House bill would eliminate RAC contingency fees, penalize bad auditors
The Medicare Audit Improvement Act of 2015, introduced by Reps. Sam Graves (R-MO) and Adam Schiff (D-CA), also would reportedly enable hospitals to re-bill some denied inpatient claims as outpatient claims and heavily penalize recovery audit contractors if a high number of their denied claims are overturned on appeal. A significant percentage of RAC claims have been reversed in the courts in recent years.
In a similar vein, the American Hospital Association makes a case to radically transform a process it calls burdensome, one that costs its members millions of dollars and hours researching and defending alleged billing problems. The AHA makes five major recommendations to transform the RAC program.
The most major proposal seeks to abolish the 9% to 12.5% contingency fees RACs receive on every denied claim; instead, the contingency fee would be replaced with a “retainer-type” fee, which the AHA claims would reduce the incentive for “overzealous auditing practices.”
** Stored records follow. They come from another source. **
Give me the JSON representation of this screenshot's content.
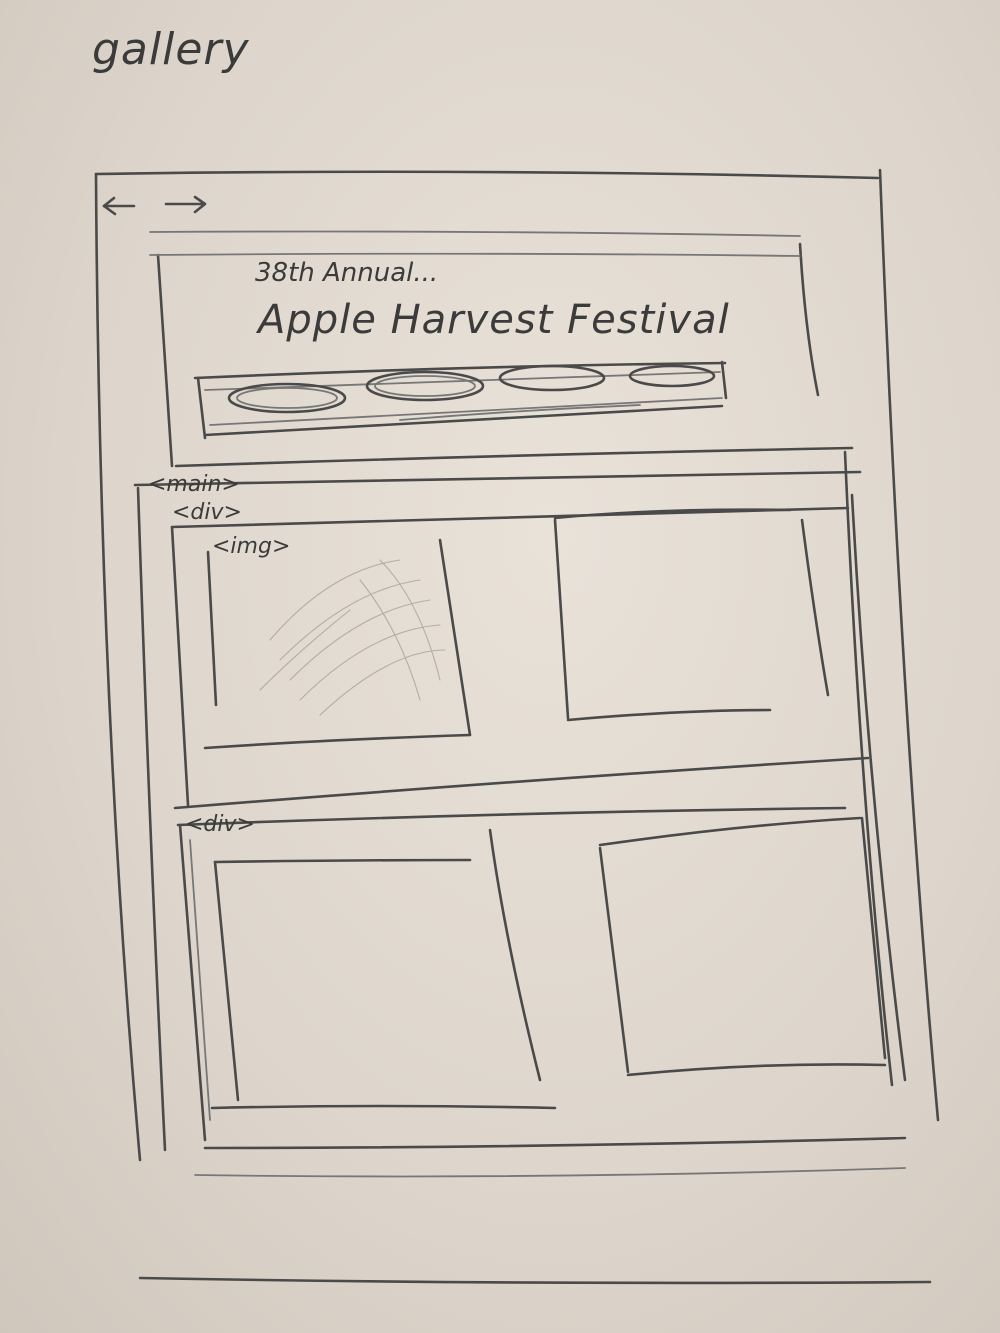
{
  "page_label": "gallery",
  "nav": {
    "back_icon": "arrow-left-icon",
    "forward_icon": "arrow-right-icon"
  },
  "header": {
    "subtitle": "38th Annual...",
    "title": "Apple Harvest Festival",
    "nav_pill_count": 4
  },
  "structure_tags": {
    "main": "<main>",
    "div_first": "<div>",
    "img": "<img>",
    "div_second": "<div>"
  },
  "gallery": {
    "images_per_row": 2,
    "rows": 2
  }
}
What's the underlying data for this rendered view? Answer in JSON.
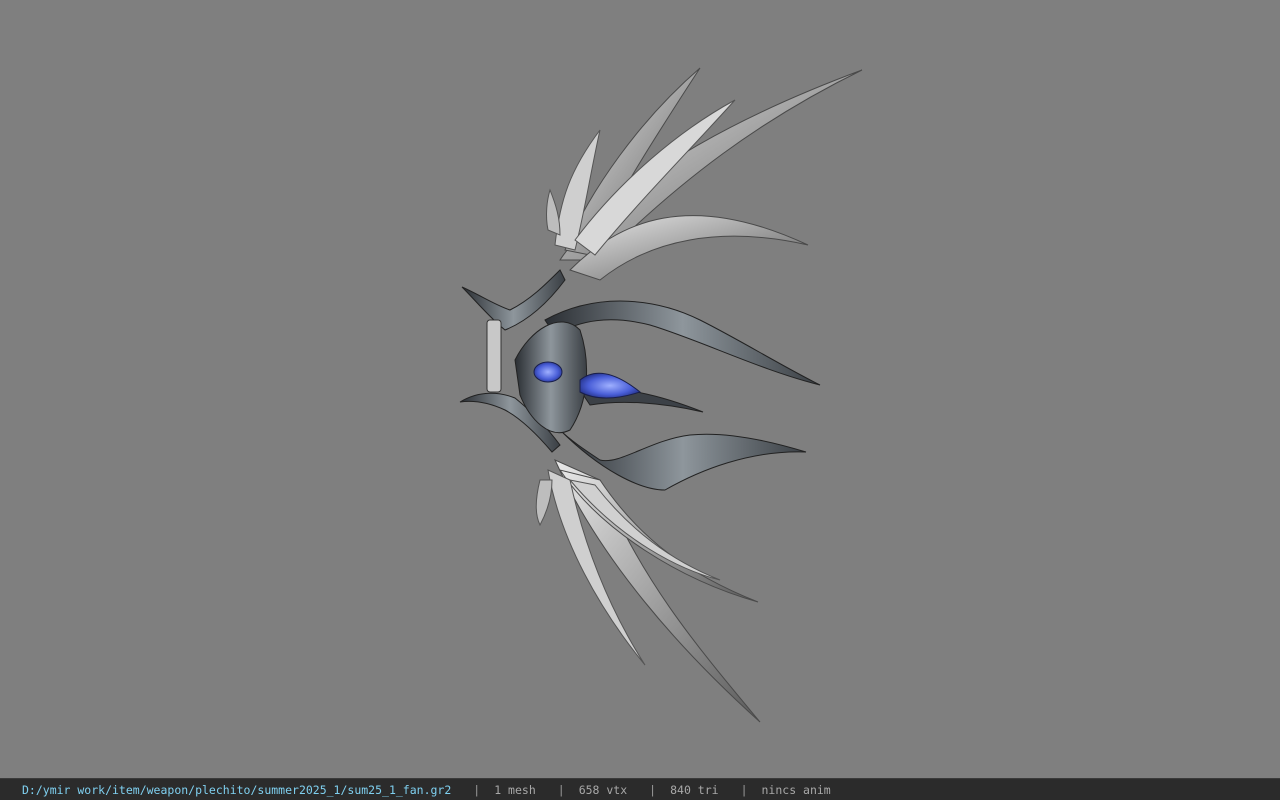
{
  "status_bar": {
    "file_path": "D:/ymir work/item/weapon/plechito/summer2025_1/sum25_1_fan.gr2",
    "separator": "|",
    "mesh_count": "1 mesh",
    "vertex_count": "658 vtx",
    "triangle_count": "840 tri",
    "animation": "nincs anim"
  },
  "viewport": {
    "background_color": "#7f7f7f",
    "model": "winged-fan-weapon"
  },
  "colors": {
    "path_text": "#7fd0f0",
    "stat_text": "#a8a8a8",
    "statusbar_bg": "#2b2b2b",
    "gem_blue": "#4a5fd8"
  }
}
The pithy AHA report, which calls RAC audit processes “inefficient — and often incorrect,” was heavily criticized by Kristin Walter, a spokeswoman for the Council for Medicare Integrity, a RAC trade association. Walter accused the AHA of “distracting and twisting numbers to suit [its] agenda.” Walter called on the AHA to “join us in seeking ways to decrease the staggering rate of improper billing among America’s hospitals.”
The Government Accountability Office last March reported to Congress the Medicare program will likely post $60 billion in losses from unrecovered overpayments or improper Medicare payments. A huge backlog compelled an 18-month audit moratorium on RAC audits, which ended March 31.